Three Billboards Outside Ebbing, Missouri

HELL hath no fury like a grief-stricken mother scorned in Martin McDonagh’s blackly comic thriller, which pits one vigilante parent against her local police force in a fictional Midwestern town. Impeccably scripted and blessed with a blistering lead performance from Frances McDormand, this explosive morality tale is fuelled by the righteous anger of a spirited woman, who believes her concerns are being ignored by men in power and will not rest until all lines of inquiry have been exhausted in the pursuit of justice.

It has been seven months since Angela Hayes was abducted, raped and murdered on her way home. The dead girl’s stoic mother, Mildred (McDormand), is infuriated by the lack of progress under police chief Bill Willoughby (Harrelson). Consequently, she rents three advertising hoardings from Red Welby (Caleb Landry Jones) on the outskirts of town and emblazons each billboard with a message aimed directly at the man responsible for apprehending the culprits. Mildred’s teenage son Robbie (Lucas Hedges) also suffers abuse at school as a result of his mother’s inflammatory actions. However, Mildred refuses to back down.

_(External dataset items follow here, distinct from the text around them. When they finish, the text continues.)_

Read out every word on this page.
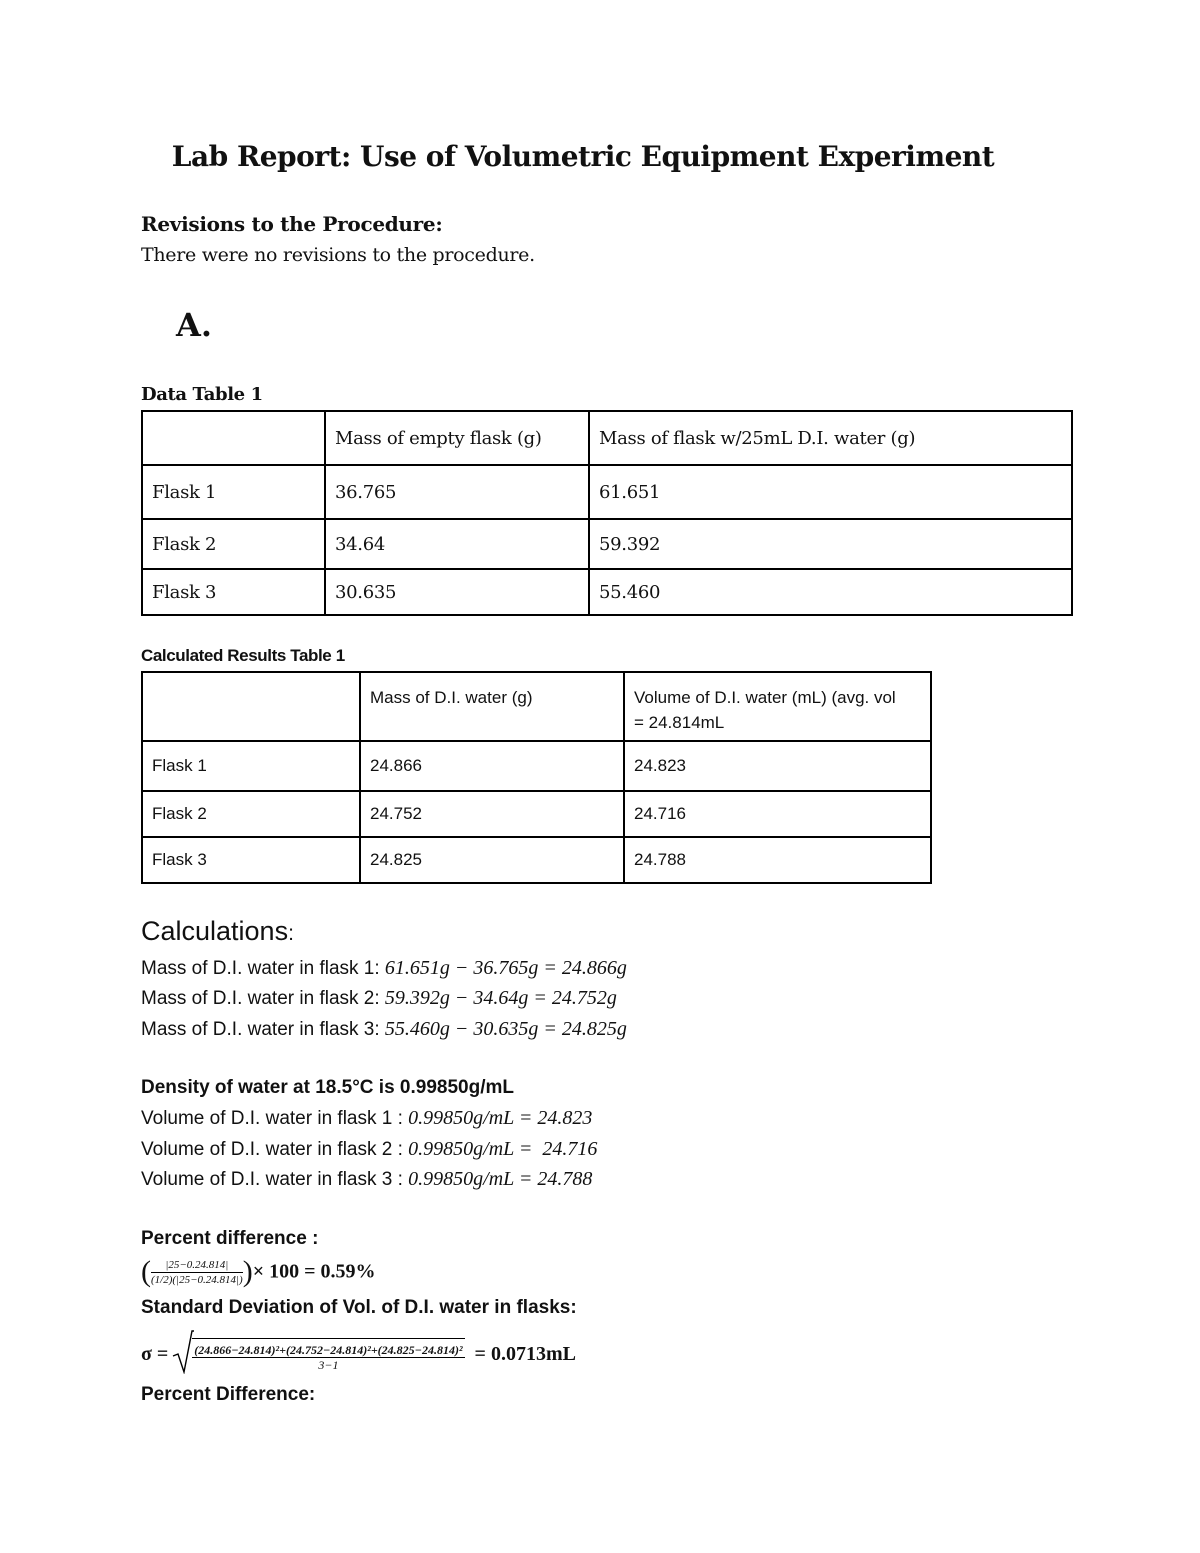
Lab Report: Use of Volumetric Equipment Experiment
Revisions to the Procedure:
There were no revisions to the procedure.
A.
Data Table 1
	Mass of empty flask (g)	Mass of flask w/25mL D.I. water (g)
Flask 1	36.765	61.651
Flask 2	34.64	59.392
Flask 3	30.635	55.460
Calculated Results Table 1
	Mass of D.I. water (g)	Volume of D.I. water (mL) (avg. vol = 24.814mL
Flask 1	24.866	24.823
Flask 2	24.752	24.716
Flask 3	24.825	24.788
Calculations:
Mass of D.I. water in flask 1: 61.651g − 36.765g = 24.866g
Mass of D.I. water in flask 2: 59.392g − 34.64g = 24.752g
Mass of D.I. water in flask 3: 55.460g − 30.635g = 24.825g
Density of water at 18.5°C is 0.99850g/mL
Volume of D.I. water in flask 1 : 0.99850g/mL = 24.823
Volume of D.I. water in flask 2 : 0.99850g/mL =  24.716
Volume of D.I. water in flask 3 : 0.99850g/mL = 24.788
Percent difference :
( $\frac{|25-0.24.814|}{(1/2)(|25-0.24.814|)}$ )× 100 = 0.59%
Standard Deviation of Vol. of D.I. water in flasks:
$\sigma = \frac{\text{(24.866−24.814)²+(24.752−24.814)²+(24.825−24.814)²}}{3-1} = 0.0713mL$
Percent Difference:
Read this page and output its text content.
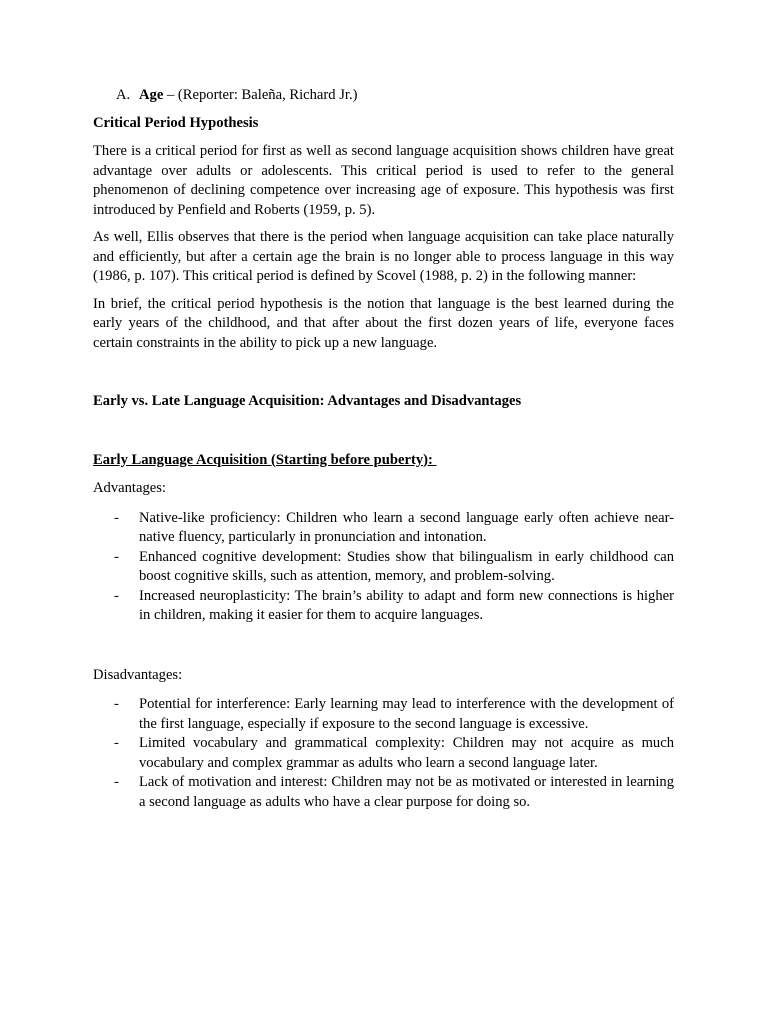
A. Age – (Reporter: Baleña, Richard Jr.)
Critical Period Hypothesis

There is a critical period for first as well as second language acquisition shows children have great advantage over adults or adolescents. This critical period is used to refer to the general phenomenon of declining competence over increasing age of exposure. This hypothesis was first introduced by Penfield and Roberts (1959, p. 5).

As well, Ellis observes that there is the period when language acquisition can take place naturally and efficiently, but after a certain age the brain is no longer able to process language in this way (1986, p. 107). This critical period is defined by Scovel (1988, p. 2) in the following manner:

In brief, the critical period hypothesis is the notion that language is the best learned during the early years of the childhood, and that after about the first dozen years of life, everyone faces certain constraints in the ability to pick up a new language.

Early vs. Late Language Acquisition: Advantages and Disadvantages
Early Language Acquisition (Starting before puberty):
Advantages:
-	Native-like proficiency: Children who learn a second language early often achieve near-native fluency, particularly in pronunciation and intonation.
-	Enhanced cognitive development: Studies show that bilingualism in early childhood can boost cognitive skills, such as attention, memory, and problem-solving.
-	Increased neuroplasticity: The brain’s ability to adapt and form new connections is higher in children, making it easier for them to acquire languages.
Disadvantages:
-	Potential for interference: Early learning may lead to interference with the development of the first language, especially if exposure to the second language is excessive.
-	Limited vocabulary and grammatical complexity: Children may not acquire as much vocabulary and complex grammar as adults who learn a second language later.
-	Lack of motivation and interest: Children may not be as motivated or interested in learning a second language as adults who have a clear purpose for doing so.
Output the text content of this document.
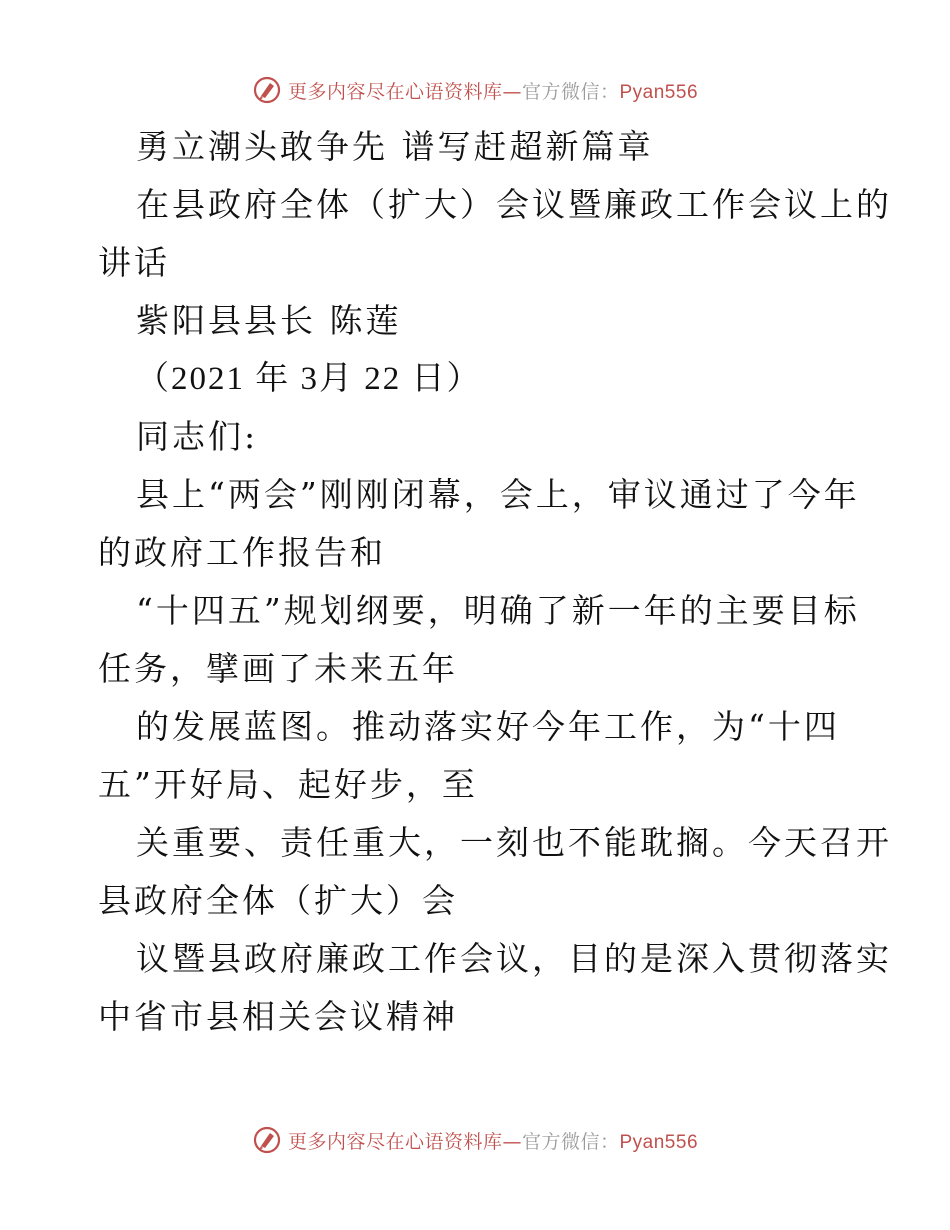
更多内容尽在心语资料库—官方微信：Pyan556
勇立潮头敢争先 谱写赶超新篇章
在县政府全体（扩大）会议暨廉政工作会议上的
讲话
紫阳县县长 陈莲
（2021 年 3月 22 日）
同志们:
县上“两会”刚刚闭幕，会上，审议通过了今年
的政府工作报告和
“十四五”规划纲要，明确了新一年的主要目标
任务，擘画了未来五年
的发展蓝图。推动落实好今年工作，为“十四
五”开好局、起好步，至
关重要、责任重大，一刻也不能耽搁。今天召开
县政府全体（扩大）会
议暨县政府廉政工作会议，目的是深入贯彻落实
中省市县相关会议精神
更多内容尽在心语资料库—官方微信：Pyan556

Three Billboards Outside Ebbing, Missouri creates a vibrant portrait of small town life torn asunder by personal vendettas and retribution. McDormand is magnificent, skilfully letting her character’s frustrations come to a boil, with harrowing consequences. The emotional journey of Rockwell’s racist cop isn’t wholly believable but his fearless portrayal papers over the tiny cracks and there is glorious support from Harrelson.